The discrete spectrum is because the potential drops fast enough that you classically reach infinity in finite time. The system is bound around infinity, rather than bound at zero. The precise boundary conditions at infinity are defined by the analytic continuation, and make the spectrum well defined.

The finite energy motion has a velocity which is proportional to $\sqrt{E-V}$ ~ $x^2$, and the time it takes to classically go from 0 to infinity is $\int {1\over x^2} dx$ which is convergent. The integral for J is divergent:

$$ J = 2\int_{-\infty}^\infty p dx =2 \int \sqrt{2E+x^4} dx $$

This is infinite, which means that doing the phase-matching to define the bound states for finite energy is ambiguous. This ambiguity is resolved by finding the ground state, setting its energy to zero, and talking about J relative to the ground state. The derivative of J with respect to E, the inverse level spacing, is the classical period, and is finite.

$$ {\partial J \over \partial E} = 2\int {1\over \sqrt{2E+x^4}} dx = T_\mathrm{cl} $$

The Bender prescription picks you exactly which bound wavefunctions to use for this problem, by linking it with the Harmonic oscillator by this particular continuation. The prescription near $V=-x^4$ is $V = -x^4 + x^2(1 + i\mathrm{sgn}(x) \epsilon log |x|)$, which is a particular kind of circularizing boundary condition, where wavefunction is removed at one end (positive imaginary potential) and introduced at the other end of space (negative imaginary potential). Although this is locally non-unitary, you can make it unitary by reinterpreting the Hilbert space inner product.

The same sort of thing happens when you start Bender's deformation at V= x^2(ix)^{i\epsilon), you get a negative and postive imaginary contribution at the two ends of space, and the space of allowed wavefunctions in the Hilbert space deforms. But the imaginary part on the two ends is opposite in sign near $x^2$ and near $x^4$, the two ends of the circuit, so that the situation has smoothly moved the bulk of the Hilbert space wavefunction mass to lie at infinity rather than at zero, in this particular way.

If you ignore Bender, the standard answer for this potential is not really unbound, it is ambiguous, depending on boundary conditions at infinity. If you take a symmetric interval [-L,L] with L large, impose the potential plus a constant which normalizes the ground state energy to be zero, rather than negative infinity. With circular boundary conditions, then you get some silly spectrum which is *not* Bender's spectrum, and which depends on L strongly.

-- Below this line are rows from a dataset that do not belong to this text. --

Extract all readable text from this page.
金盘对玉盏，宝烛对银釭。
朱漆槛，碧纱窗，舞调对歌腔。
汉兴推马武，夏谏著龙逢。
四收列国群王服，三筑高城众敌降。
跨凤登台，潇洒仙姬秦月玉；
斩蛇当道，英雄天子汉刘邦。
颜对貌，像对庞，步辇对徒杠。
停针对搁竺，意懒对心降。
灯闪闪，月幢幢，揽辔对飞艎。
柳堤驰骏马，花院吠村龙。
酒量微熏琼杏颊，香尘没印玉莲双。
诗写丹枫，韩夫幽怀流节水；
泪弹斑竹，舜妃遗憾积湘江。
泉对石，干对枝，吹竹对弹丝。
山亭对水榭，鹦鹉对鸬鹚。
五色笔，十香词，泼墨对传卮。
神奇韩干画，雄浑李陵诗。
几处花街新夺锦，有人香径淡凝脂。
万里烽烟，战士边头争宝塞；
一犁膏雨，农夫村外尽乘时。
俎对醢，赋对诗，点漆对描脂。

Benders spectrum comes from this particular analytic continuation, which defines its own Hilbert space. The space of allowed wavefunctions and operators, while still representable as functions on R, are not the usual square-integrable functions, but are a certain collection which are defined relative to the naive non-normalizable ground state of the potential. But the reason these potentials give a discrete spectrum is simply that you oscillate around and come back classically in finite time, the Bender prescription is simply one path which defines precisely how to link up negative infinity and positive infinity. There are other prescriptions which give different answers, as usual for analytic continuation.